En 1958, un documentaire de Disney avait filmé la course à la mort de ces petits mustélidés. C'était un trucage réalisé de bonne foi. Trois chercheurs viennent, après quinze ans de travail, de démontrer que ces rongeurs ne sont nullement prêts à l'ultime sacrifice. Durant des décennies, biologistes et ethnologues se sont affrontés pour savoir si les lemmings SE SUICIDAIENT par milliers en se jetant à l'eau lorsqu'ils étaient en manque d'espace et de nourriture du fait de leur surpopulation.
Il n’y a donc pas de suicides collectifs qui se reproduiraient tous les quatre ans dans une transe aussi frénétique que spectaculaire. Les prédateurs forts nombreux se chargent de réguler la population, comme du reste cela se produit partout ailleurs dans la nature.
Les scientifiques sont bien déçus, car ce phénomène alimentait les conversations en ville et permettait les extrapolations les plus audacieuses.
Le lemming était en quelque sorte un rongeur citoyen, qui n’hésitait pas à se sacrifier pour la survie de la communauté.

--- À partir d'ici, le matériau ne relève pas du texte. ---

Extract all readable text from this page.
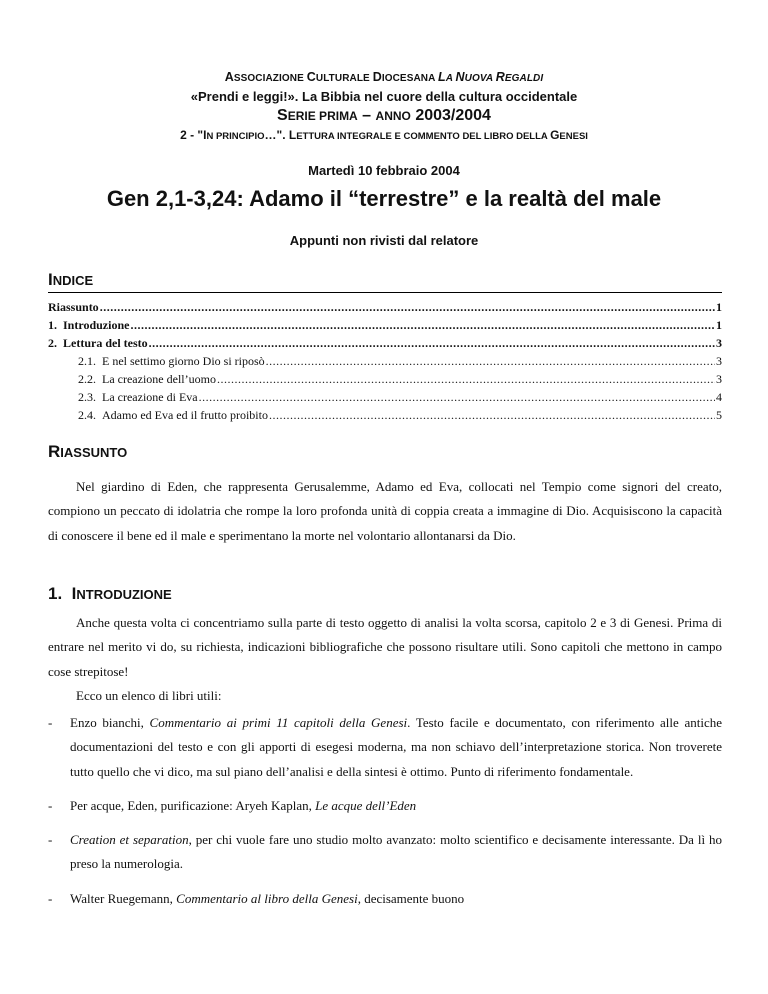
ASSOCIAZIONE CULTURALE DIOCESANA LA NUOVA REGALDI
«Prendi e leggi!». La Bibbia nel cuore della cultura occidentale
SERIE PRIMA – ANNO 2003/2004
2 - "IN PRINCIPIO…". LETTURA INTEGRALE E COMMENTO DEL LIBRO DELLA GENESI
Martedì 10 febbraio 2004
Gen 2,1-3,24: Adamo il “terrestre” e la realtà del male
Appunti non rivisti dal relatore
INDICE
Riassunto .....	1
1. Introduzione .....	1
2. Lettura del testo .....	3
2.1. E nel settimo giorno Dio si riposò .....	3
2.2. La creazione dell’uomo .....	3
2.3. La creazione di Eva .....	4
2.4. Adamo ed Eva ed il frutto proibito .....	5
RIASSUNTO

Nel giardino di Eden, che rappresenta Gerusalemme, Adamo ed Eva, collocati nel Tempio come signori del creato, compiono un peccato di idolatria che rompe la loro profonda unità di coppia creata a immagine di Dio. Acquisiscono la capacità di conoscere il bene ed il male e sperimentano la morte nel volontario allontanarsi da Dio.

1. INTRODUZIONE

Anche questa volta ci concentriamo sulla parte di testo oggetto di analisi la volta scorsa, capitolo 2 e 3 di Genesi. Prima di entrare nel merito vi do, su richiesta, indicazioni bibliografiche che possono risultare utili. Sono capitoli che mettono in campo cose strepitose!

Ecco un elenco di libri utili:

- Enzo bianchi, Commentario ai primi 11 capitoli della Genesi. Testo facile e documentato, con riferimento alle antiche documentazioni del testo e con gli apporti di esegesi moderna, ma non schiavo dell’interpretazione storica. Non troverete tutto quello che vi dico, ma sul piano dell’analisi e della sintesi è ottimo. Punto di riferimento fondamentale.
- Per acque, Eden, purificazione: Aryeh Kaplan, Le acque dell’Eden
- Creation et separation, per chi vuole fare uno studio molto avanzato: molto scientifico e decisamente interessante. Da lì ho preso la numerologia.
- Walter Ruegemann, Commentario al libro della Genesi, decisamente buono
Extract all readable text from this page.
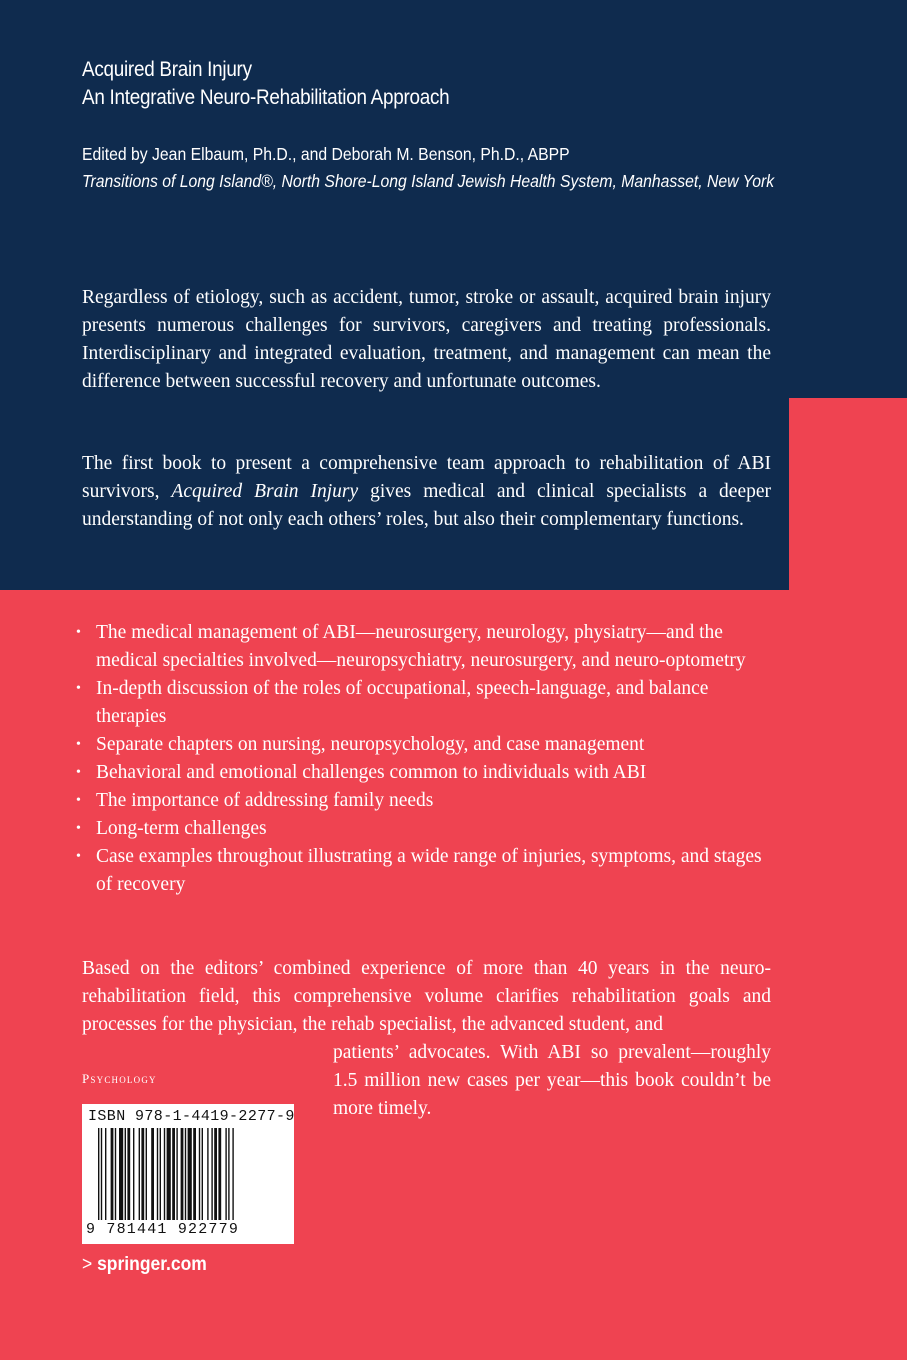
Acquired Brain Injury
An Integrative Neuro-Rehabilitation Approach
Edited by Jean Elbaum, Ph.D., and Deborah M. Benson, Ph.D., ABPP
Transitions of Long Island®, North Shore-Long Island Jewish Health System, Manhasset, New York
Regardless of etiology, such as accident, tumor, stroke or assault, acquired brain injury presents numerous challenges for survivors, caregivers and treating professionals. Interdisciplinary and integrated evaluation, treatment, and management can mean the difference between successful recovery and unfortunate outcomes.
The first book to present a comprehensive team approach to rehabilitation of ABI survivors, Acquired Brain Injury gives medical and clinical specialists a deeper understanding of not only each others’ roles, but also their complementary functions.
• The medical management of ABI—neurosurgery, neurology, physiatry—and the medical specialties involved—neuropsychiatry, neurosurgery, and neuro-optometry
• In-depth discussion of the roles of occupational, speech-language, and balance therapies
• Separate chapters on nursing, neuropsychology, and case management
• Behavioral and emotional challenges common to individuals with ABI
• The importance of addressing family needs
• Long-term challenges
• Case examples throughout illustrating a wide range of injuries, symptoms, and stages of recovery
Based on the editors’ combined experience of more than 40 years in the neuro-rehabilitation field, this comprehensive volume clarifies rehabilitation goals and processes for the physician, the rehab specialist, the advanced student, and
patients’ advocates. With ABI so prevalent—roughly 1.5 million new cases per year—this book couldn’t be more timely.
Psychology
ISBN 978-1-4419-2277-9
9 781441 922779
> springer.com
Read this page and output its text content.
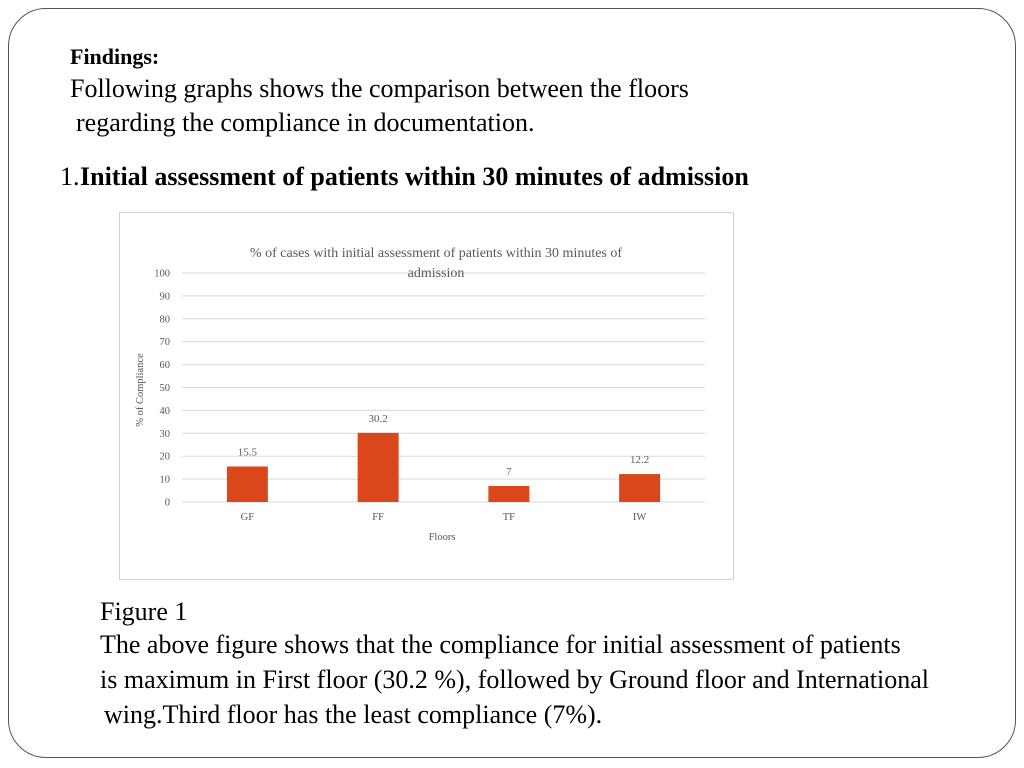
Findings:
Following graphs shows the comparison between the floors
regarding the compliance in documentation.
1. Initial assessment of patients within 30 minutes of admission
0
10
20
30
40
50
60
70
80
90
100
15.5
GF
30.2
FF
7
TF
12.2
IW
% of cases with initial assessment of patients within 30 minutes of
admission
Floors
% of Compliance
Figure 1
The above figure shows that the compliance for initial assessment of patients
is maximum in First floor (30.2 %), followed by Ground floor and International
wing.Third floor has the least compliance (7%).
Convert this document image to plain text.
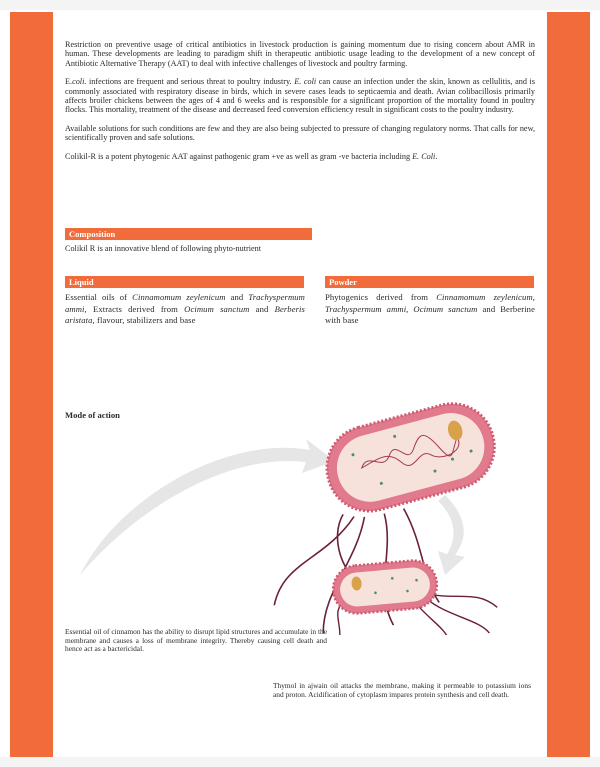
Restriction on preventive usage of critical antibiotics in livestock production is gaining momentum due to rising concern about AMR in human. These developments are leading to paradigm shift in therapeutic antibiotic usage leading to the development of a new concept of Antibiotic Alternative Therapy (AAT) to deal with infective challenges of livestock and poultry farming.

E.coli. infections are frequent and serious threat to poultry industry. E. coli can cause an infection under the skin, known as cellulitis, and is commonly associated with respiratory disease in birds, which in severe cases leads to septicaemia and death. Avian colibacillosis primarily affects broiler chickens between the ages of 4 and 6 weeks and is responsible for a significant proportion of the mortality found in poultry flocks. This mortality, treatment of the disease and decreased feed conversion efficiency result in significant costs to the poultry industry.

Available solutions for such conditions are few and they are also being subjected to pressure of changing regulatory norms. That calls for new, scientifically proven and safe solutions.

Colikil-R is a potent phytogenic AAT against pathogenic gram +ve as well as gram -ve bacteria including E. Coli.

Composition
Colikil R is an innovative blend of following phyto-nutrient
Liquid
Essential oils of Cinnamomum zeylenicum and Trachyspermum ammi, Extracts derived from Ocimum sanctum and Berberis aristata, flavour, stabilizers and base
Powder
Phytogenics derived from Cinnamomum zeylenicum, Trachyspermum ammi, Ocimum sanctum and Berberine with base
Mode of action
Essential oil of cinnamon has the ability to disrupt lipid structures and accumulate in the membrane and causes a loss of membrane integrity. Thereby causing cell death and hence act as a bactericidal.
Thymol in ajwain oil attacks the membrane, making it permeable to potassium ions and proton. Acidification of cytoplasm impares protein synthesis and cell death.
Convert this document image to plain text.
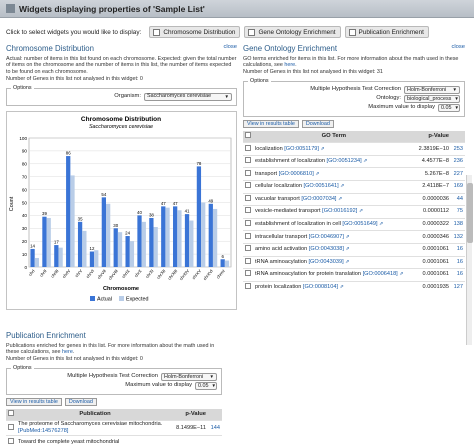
Widgets displaying properties of 'Sample List'
Click to select widgets you would like to display:	Chromosome Distribution	Gene Ontology Enrichment	Publication Enrichment
close
Chromosome Distribution
Actual: number of items in this list found on each chromosome. Expected: given the total number of items on the chromosome and the number of items in this list, the number of items expected to be found on each chromosome.
Number of Genes in this list not analysed in this widget: 0
Options
Organism: Saccharomyces cerevisiae	▼
Chromosome Distribution
Saccharomyces cerevisiae
Count
Chromosome
0
10
20
30
40
50
60
70
80
90
100
14
39
17
86
35
12
54
30
24
40
38
47 47
41
78
49
6
chrI chrII chrIII chrIV chrV chrVI chrVII chrVIII chrIX chrX chrXI chrXII chrXIII chrXIV chrXV chrXVI chrmt
Actual	Expected
close
Gene Ontology Enrichment
GO terms enriched for items in this list. For more information about the math used in these calculations, see here.
Number of Genes in this list not analysed in this widget: 31
Options
Multiple Hypothesis Test Correction Holm-Bonferroni ▼
Ontology: biological_process ▼
Maximum value to display 0.05 ▼
View in results table	Download
	GO Term	p-Value	
	localization [GO:0051179] ⇗	2.3819E−10	253
	establishment of localization [GO:0051234] ⇗	4.4577E−8	236
	transport [GO:0006810] ⇗	5.267E−8	227
	cellular localization [GO:0051641] ⇗	2.4118E−7	169
	vacuolar transport [GO:0007034] ⇗	0.0000036	44
	vesicle-mediated transport [GO:0016192] ⇗	0.0000112	75
	establishment of localization in cell [GO:0051649] ⇗	0.0000322	138
	intracellular transport [GO:0046907] ⇗	0.0000346	132
	amino acid activation [GO:0043038] ⇗	0.0001061	16
	tRNA aminoacylation [GO:0043039] ⇗	0.0001061	16
	tRNA aminoacylation for protein translation [GO:0006418] ⇗	0.0001061	16
	protein localization [GO:0008104] ⇗	0.0001935	127
Publication Enrichment
Publications enriched for genes in this list. For more information about the math used in these calculations, see here.
Number of Genes in this list not analysed in this widget: 0
Options
Multiple Hypothesis Test Correction Holm-Bonferroni ▼
Maximum value to display 0.05 ▼
View in results table	Download
	Publication	p-Value	
	The proteome of Saccharomyces cerevisiae mitochondria. [PubMed:14576278]	8.1499E−11	144
	Toward the complete yeast mitochondrial		
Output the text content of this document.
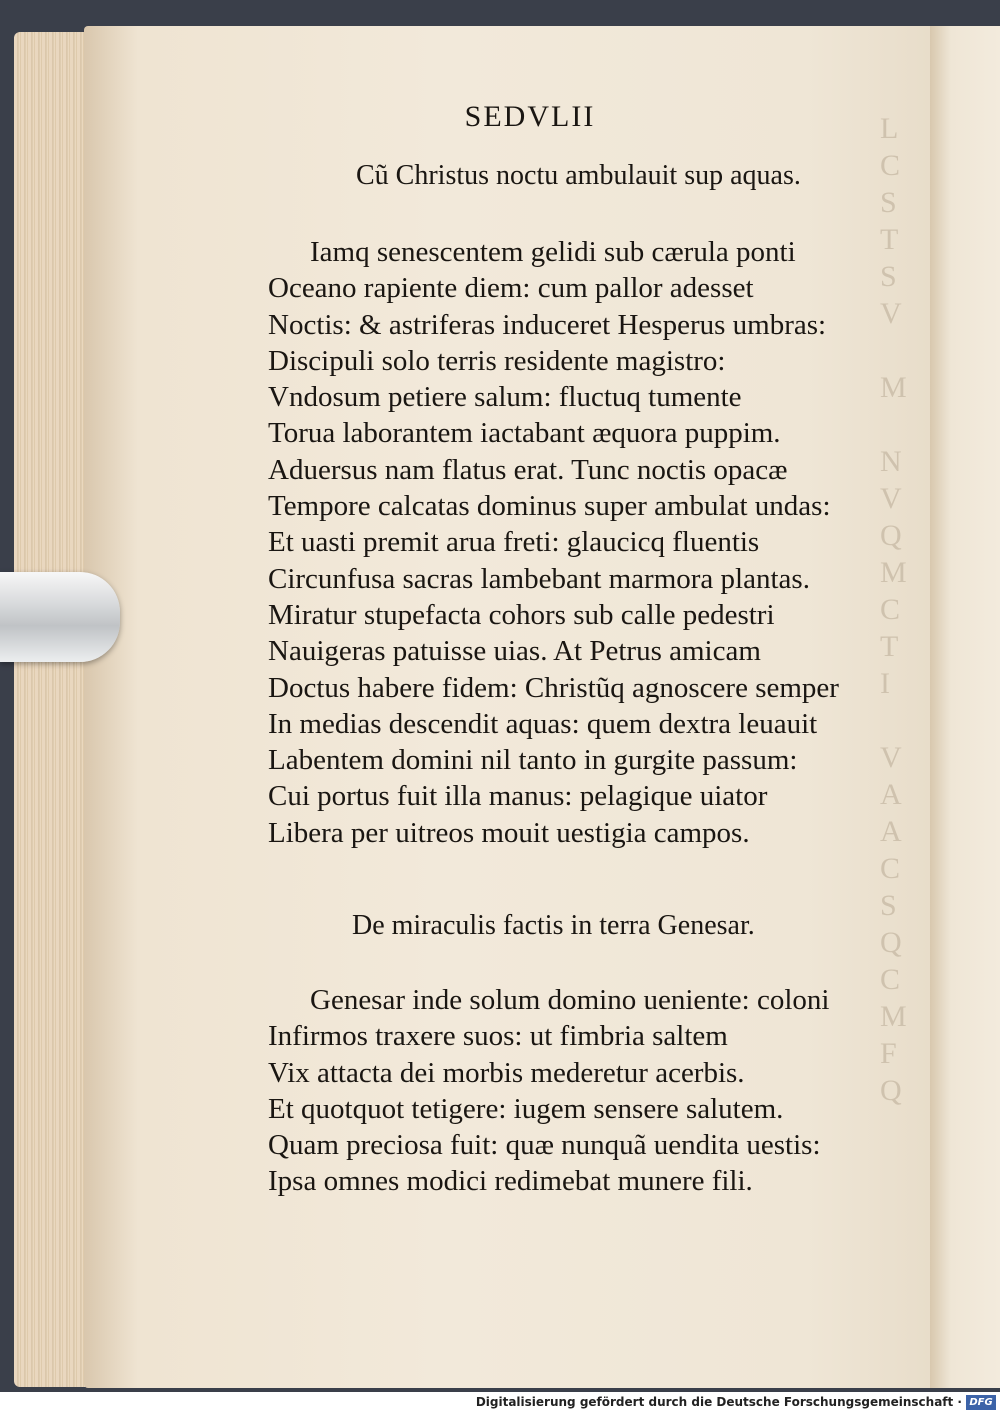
L
C
S
T
S
V

M

N
V
Q
M
C
T
I

V
A
A
C
S
Q
C
M
F
Q
SEDVLII
Cũ Christus noctu ambulauit sup aquas.
Iamq senescentem gelidi sub cærula ponti
Oceano rapiente diem: cum pallor adesset
Noctis: & astriferas induceret Hesperus umbras:
Discipuli solo terris residente magistro:
Vndosum petiere salum: fluctuq tumente
Torua laborantem iactabant æquora puppim.
Aduersus nam flatus erat. Tunc noctis opacæ
Tempore calcatas dominus super ambulat undas:
Et uasti premit arua freti: glaucicq fluentis
Circunfusa sacras lambebant marmora plantas.
Miratur stupefacta cohors sub calle pedestri
Nauigeras patuisse uias. At Petrus amicam
Doctus habere fidem: Christũq agnoscere semper
In medias descendit aquas: quem dextra leuauit
Labentem domini nil tanto in gurgite passum:
Cui portus fuit illa manus: pelagique uiator
Libera per uitreos mouit uestigia campos.
De miraculis factis in terra Genesar.
Genesar inde solum domino ueniente: coloni
Infirmos traxere suos: ut fimbria saltem
Vix attacta dei morbis mederetur acerbis.
Et quotquot tetigere: iugem sensere salutem.
Quam preciosa fuit: quæ nunquã uendita uestis:
Ipsa omnes modici redimebat munere fili.
Digitalisierung gefördert durch die Deutsche Forschungsgemeinschaft · DFG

On pouvait écraser une larme entre deux petits fours en songeant à ce que serait belle l’humanité, si à l’exemple de ces petites bêtes héroïques, elle savait faire taire son incorrigible égoïsme.
Ces scientifiques auraient tord de désespérer et devraient se pencher un peu plus sur le cas de l’humanité précisément.
Car mourir pour la communauté, on nous l’a fait déjà depuis longtemps, rappelons nous seulement ce fameux couplet : « La république nous appelle, un français doit vivre pour elle, pour elle un français doit mourir », la chanson ne dit pas qui doit survivre. Et si l’on en juge par les débuts de Marianne, il n’y en avait pas beaucoup.Pour ma part, j’opte pour la philosophie de Brassens : « Mourir pour des idées, d’accord mais de mort lente ».Revenons cependant à l’humanité d’aujourd’hui, et restons dans notre pays, il y a tant à faire. Chute démographique, deux cent milles avortements par an, perte de l’identité Française et Européenne (Monsieur Chirac, que resterait-il en Europe de présentable, si on faisait disparaître d’un coup tous les monuments évoquant nos origines Chrétiennes ? même un lemming comprend ça) abandon suicidaire de la souveraineté nationale, débats de plus en plus complaisant sur l’euthanasie, sur la dépénalisation du cannabis, sur le mariage des homosexuels avec adoption d’enfants…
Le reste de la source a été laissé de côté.